There is nothing in the Supreme Court’s opinion in Teslovich which suggests that a tenancy by the entireties is not a tenancy by the entireties for tax sale purposes. The court explained part of its reasoning for requiring individual notice to all owners of property:

To interpret section 602 of the Real Estate Tax Sale Law to permit a single notice to tenants by the entireties is to countenance the taking of a citizen’s property under circumstances such as those presented here. Such a taking is completely unrelated to the protection of local governments and amounts to no more than a trap for unwary taxpayers.

Teslovich. We believe that the court in Teslovich was doing no more than recognizing the long-standing rule that under a tenancy by the entireties, husband and wife each has an undivided interest in the whole property. Madden v. Gosztonyi Savings & Trust Co., 331 Pa. 476, 200 A. 624 (1938). As both husband and wife have an undivided interest in the whole property, due process requires that each be given notice of a tax sale and Section 602 recognizes these obvious due process concerns.

Appellant argues that we should reverse the trial court and order that the property now be considered as owned by Mr. Gill and the appellant as tenants in common. Appellant cites no authority for such a novel proposition, nor do we know of any. Furthermore, the differences between tenancies by the entireties and tenancies in common are striking, Wakefield v. Wakefield, 149 Pa.Superior Ct. 9, 25 A.2d 841 (1942), and we cannot change the incident of ownership in this property vis a vis Mr. Gill without express authority to do so. We must reject the appellant’s arguments out of hand.

The trial court also ordered that appellant pay the Gills’ legal fees. 42 Pa.C.S. § 2503(7) permits the award of counsel fees where a participant to litigation engaged in conduct which was “dilatory, obdurate or vexatious”. 42 Pa.C.S. § 2503(9) also permits such an award for conduct which is “arbitrary, vexatious or in bad faith”. In its opinion, the trial court made *170the following statements. “Since the tax sale record itself makes apparent that [appellant’s] opposition to the Pétition [to set aside the tax sale] is frivolous and without merit, we also conclude that an award of counsel fees ... is appropriate.” (Opinion of the trial court, 3/30/92, p. 5.) The court also stated that “[t]he conduct of [appellant] in requiring counsel for [the Gills] to participate in a hearing where the face of the record made the disposition of the matter apparent, is both vexatious and in bad faith authorizing the imposition of counsel fees”. Id.
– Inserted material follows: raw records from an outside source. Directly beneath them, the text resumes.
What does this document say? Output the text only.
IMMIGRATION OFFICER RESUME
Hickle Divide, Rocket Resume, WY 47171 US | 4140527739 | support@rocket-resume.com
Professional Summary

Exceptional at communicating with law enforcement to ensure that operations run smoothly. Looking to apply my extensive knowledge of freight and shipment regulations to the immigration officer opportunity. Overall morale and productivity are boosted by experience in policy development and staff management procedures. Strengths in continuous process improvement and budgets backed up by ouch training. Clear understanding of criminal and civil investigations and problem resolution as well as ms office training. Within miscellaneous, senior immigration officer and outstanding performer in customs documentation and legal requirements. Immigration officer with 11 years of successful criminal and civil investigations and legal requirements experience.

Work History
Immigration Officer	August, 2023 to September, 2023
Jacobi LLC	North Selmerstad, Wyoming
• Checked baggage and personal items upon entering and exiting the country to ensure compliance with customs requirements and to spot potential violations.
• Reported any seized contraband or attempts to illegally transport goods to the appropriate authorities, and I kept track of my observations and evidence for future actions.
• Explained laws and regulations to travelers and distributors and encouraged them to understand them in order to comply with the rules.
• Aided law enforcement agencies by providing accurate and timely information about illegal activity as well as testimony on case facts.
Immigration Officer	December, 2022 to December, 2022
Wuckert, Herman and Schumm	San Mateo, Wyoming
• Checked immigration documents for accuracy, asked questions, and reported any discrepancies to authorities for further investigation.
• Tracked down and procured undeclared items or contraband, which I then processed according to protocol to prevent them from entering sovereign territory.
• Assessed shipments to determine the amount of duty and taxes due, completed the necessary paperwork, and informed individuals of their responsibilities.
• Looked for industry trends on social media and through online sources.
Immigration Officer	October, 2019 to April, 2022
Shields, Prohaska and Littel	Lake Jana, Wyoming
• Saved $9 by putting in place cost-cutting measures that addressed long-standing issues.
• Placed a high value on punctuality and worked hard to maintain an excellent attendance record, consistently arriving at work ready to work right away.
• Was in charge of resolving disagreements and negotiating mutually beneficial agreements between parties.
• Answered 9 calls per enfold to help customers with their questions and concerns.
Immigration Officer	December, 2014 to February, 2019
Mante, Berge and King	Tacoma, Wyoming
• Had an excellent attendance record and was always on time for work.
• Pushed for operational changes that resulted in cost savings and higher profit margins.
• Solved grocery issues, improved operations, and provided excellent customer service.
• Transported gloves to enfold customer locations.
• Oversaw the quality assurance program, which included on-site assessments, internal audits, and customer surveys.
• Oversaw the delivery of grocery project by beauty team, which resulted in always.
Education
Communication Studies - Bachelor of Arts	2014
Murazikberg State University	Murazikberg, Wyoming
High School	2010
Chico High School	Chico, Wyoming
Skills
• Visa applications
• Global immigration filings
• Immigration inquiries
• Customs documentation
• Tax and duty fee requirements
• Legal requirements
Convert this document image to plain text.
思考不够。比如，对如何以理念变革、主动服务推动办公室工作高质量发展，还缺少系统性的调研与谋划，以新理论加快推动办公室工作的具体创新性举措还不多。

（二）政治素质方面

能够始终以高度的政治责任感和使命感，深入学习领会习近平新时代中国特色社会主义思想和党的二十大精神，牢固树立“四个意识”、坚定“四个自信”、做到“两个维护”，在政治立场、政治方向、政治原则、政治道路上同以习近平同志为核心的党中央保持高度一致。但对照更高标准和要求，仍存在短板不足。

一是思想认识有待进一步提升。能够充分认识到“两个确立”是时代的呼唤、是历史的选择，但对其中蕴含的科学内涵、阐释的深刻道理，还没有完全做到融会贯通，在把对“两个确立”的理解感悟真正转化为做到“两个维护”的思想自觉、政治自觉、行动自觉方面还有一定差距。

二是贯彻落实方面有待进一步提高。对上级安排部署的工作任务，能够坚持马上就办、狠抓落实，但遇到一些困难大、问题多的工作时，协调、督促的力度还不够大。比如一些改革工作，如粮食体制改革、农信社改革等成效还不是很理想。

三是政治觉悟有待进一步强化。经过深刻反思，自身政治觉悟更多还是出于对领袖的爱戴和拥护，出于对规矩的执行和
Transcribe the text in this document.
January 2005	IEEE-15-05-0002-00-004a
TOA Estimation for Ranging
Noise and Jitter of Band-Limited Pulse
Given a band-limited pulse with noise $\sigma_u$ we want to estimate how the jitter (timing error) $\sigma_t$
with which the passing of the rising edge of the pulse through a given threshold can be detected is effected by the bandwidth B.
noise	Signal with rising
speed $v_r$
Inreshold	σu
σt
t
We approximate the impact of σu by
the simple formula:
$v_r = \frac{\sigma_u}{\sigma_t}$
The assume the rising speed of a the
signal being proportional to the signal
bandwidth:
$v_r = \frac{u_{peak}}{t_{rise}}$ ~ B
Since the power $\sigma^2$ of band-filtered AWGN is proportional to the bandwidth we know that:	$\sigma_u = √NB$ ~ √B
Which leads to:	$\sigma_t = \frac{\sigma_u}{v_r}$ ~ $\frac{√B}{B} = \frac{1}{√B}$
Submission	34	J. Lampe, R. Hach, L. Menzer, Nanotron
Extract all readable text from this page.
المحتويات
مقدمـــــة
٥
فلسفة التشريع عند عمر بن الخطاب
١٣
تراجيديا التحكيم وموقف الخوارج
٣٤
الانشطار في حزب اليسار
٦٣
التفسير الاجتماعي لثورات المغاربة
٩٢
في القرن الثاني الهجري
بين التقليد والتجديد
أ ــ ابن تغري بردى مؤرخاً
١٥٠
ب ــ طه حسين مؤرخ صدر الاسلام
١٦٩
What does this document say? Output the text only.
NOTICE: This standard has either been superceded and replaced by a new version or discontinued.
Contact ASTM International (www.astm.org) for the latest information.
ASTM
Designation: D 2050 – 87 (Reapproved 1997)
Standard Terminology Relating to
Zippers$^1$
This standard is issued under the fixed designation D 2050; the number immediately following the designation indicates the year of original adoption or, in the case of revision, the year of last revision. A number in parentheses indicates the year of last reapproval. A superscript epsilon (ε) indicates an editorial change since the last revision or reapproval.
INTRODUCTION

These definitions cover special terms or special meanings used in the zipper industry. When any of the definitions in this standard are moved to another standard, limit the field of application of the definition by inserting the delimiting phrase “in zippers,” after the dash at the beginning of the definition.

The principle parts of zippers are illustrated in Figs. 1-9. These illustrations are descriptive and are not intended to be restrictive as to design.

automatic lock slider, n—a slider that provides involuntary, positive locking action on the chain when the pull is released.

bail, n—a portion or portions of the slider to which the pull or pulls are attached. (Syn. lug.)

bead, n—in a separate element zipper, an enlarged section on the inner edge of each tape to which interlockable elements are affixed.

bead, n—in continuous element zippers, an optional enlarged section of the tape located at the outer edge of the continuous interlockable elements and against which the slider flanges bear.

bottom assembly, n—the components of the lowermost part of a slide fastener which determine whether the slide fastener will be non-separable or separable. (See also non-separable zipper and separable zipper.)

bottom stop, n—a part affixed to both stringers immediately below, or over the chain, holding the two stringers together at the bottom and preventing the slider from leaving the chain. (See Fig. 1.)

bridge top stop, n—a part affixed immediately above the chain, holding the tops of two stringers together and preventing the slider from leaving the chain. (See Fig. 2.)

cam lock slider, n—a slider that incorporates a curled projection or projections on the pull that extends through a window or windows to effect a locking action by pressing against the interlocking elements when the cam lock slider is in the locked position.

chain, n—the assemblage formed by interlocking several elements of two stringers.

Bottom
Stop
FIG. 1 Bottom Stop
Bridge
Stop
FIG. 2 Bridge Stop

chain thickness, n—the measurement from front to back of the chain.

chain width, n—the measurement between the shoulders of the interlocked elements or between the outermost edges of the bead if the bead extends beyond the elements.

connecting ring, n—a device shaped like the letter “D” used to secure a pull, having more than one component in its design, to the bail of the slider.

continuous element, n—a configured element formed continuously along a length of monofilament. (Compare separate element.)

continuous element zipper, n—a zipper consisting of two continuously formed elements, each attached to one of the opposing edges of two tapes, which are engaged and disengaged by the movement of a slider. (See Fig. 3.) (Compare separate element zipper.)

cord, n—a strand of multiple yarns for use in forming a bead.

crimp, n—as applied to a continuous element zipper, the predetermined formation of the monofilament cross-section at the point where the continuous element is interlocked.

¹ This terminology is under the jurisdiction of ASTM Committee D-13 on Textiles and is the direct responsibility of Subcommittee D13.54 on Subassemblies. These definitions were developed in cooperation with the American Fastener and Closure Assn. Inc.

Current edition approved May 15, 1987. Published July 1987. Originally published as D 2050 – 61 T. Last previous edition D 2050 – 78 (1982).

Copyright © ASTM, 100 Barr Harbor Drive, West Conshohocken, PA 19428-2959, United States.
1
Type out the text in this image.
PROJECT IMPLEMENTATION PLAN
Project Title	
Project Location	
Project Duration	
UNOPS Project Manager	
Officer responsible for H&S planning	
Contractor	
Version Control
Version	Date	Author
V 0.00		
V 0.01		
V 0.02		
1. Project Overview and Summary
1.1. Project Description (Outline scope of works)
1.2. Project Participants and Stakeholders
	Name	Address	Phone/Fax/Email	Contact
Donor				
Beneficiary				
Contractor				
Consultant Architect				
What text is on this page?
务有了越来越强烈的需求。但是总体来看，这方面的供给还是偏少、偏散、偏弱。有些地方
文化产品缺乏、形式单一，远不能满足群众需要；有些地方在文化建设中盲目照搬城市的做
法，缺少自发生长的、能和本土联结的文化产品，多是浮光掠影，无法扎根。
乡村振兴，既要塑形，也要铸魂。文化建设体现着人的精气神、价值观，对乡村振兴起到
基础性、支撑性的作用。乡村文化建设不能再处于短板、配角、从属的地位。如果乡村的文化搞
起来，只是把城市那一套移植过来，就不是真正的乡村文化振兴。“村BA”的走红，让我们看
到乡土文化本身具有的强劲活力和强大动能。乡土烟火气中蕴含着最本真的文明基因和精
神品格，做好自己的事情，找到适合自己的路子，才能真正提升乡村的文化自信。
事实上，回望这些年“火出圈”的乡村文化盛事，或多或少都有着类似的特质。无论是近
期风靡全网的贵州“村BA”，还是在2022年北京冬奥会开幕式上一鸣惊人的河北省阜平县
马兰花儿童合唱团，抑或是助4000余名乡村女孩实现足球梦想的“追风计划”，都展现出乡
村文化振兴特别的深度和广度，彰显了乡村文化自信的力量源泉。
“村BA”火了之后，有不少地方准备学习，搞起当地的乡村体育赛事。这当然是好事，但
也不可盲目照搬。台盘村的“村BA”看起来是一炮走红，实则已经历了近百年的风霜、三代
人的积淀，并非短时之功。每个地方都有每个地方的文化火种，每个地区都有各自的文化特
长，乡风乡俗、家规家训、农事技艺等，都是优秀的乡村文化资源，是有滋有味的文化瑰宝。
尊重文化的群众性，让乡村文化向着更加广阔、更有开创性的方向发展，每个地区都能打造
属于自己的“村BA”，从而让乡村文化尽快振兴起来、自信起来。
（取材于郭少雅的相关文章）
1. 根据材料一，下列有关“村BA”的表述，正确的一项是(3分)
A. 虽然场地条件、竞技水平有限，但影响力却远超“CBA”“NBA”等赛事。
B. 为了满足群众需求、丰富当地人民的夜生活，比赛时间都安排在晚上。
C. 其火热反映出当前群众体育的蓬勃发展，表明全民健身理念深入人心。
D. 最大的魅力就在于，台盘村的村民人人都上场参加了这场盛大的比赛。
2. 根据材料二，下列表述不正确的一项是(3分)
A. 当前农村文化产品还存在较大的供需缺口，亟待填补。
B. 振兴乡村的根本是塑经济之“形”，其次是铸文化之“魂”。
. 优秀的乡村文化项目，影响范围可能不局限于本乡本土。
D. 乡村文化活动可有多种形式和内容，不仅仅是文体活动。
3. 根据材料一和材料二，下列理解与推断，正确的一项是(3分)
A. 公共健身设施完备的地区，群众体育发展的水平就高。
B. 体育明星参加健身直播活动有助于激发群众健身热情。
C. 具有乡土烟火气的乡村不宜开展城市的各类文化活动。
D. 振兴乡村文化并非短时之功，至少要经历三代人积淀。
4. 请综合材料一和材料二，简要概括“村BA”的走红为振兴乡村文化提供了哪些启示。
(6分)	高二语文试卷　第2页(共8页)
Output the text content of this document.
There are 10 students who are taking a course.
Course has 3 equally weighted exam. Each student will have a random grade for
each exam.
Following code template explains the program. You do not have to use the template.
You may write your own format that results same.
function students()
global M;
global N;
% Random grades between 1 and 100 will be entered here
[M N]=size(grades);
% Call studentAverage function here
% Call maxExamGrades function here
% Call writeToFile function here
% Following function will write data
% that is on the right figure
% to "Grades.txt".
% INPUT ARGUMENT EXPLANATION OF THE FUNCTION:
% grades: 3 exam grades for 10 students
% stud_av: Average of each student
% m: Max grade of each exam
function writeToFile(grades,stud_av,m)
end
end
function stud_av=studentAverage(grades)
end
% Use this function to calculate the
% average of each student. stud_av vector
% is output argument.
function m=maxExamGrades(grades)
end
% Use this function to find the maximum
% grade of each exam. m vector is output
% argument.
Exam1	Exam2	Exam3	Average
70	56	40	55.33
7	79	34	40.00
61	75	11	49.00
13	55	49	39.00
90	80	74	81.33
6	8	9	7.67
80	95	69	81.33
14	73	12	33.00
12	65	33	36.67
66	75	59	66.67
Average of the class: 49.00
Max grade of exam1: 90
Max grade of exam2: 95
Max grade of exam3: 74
It must be noted that, at both the trial level and on appeal, appellant had conceded that Mangine was indistinguishable from the present case. As our prior discussion shows, we agree with the trial court that the position taken by appellant is indeed frivolous. Furthermore, a finding that a litigant has engaged in conduct which is dilatory, obdurate, vexatious or in bad faith and is thus responsible for counsel fees will be disturbed on appeal only if the trial court has abused its discretion. See State Farm Mutual Automobile Insurance Co. v. Allen, 375 Pa.Superior Ct. 319, 544 A.2d 491 (1988). As we cannot conclude that the court abused its discretion, we affirm.

ORDER

NOW, October 15, 1992, the order of the Court of Common Pleas of Monroe County, dated March 30, 1992, at No. 4855 Civil 1991, is affirmed.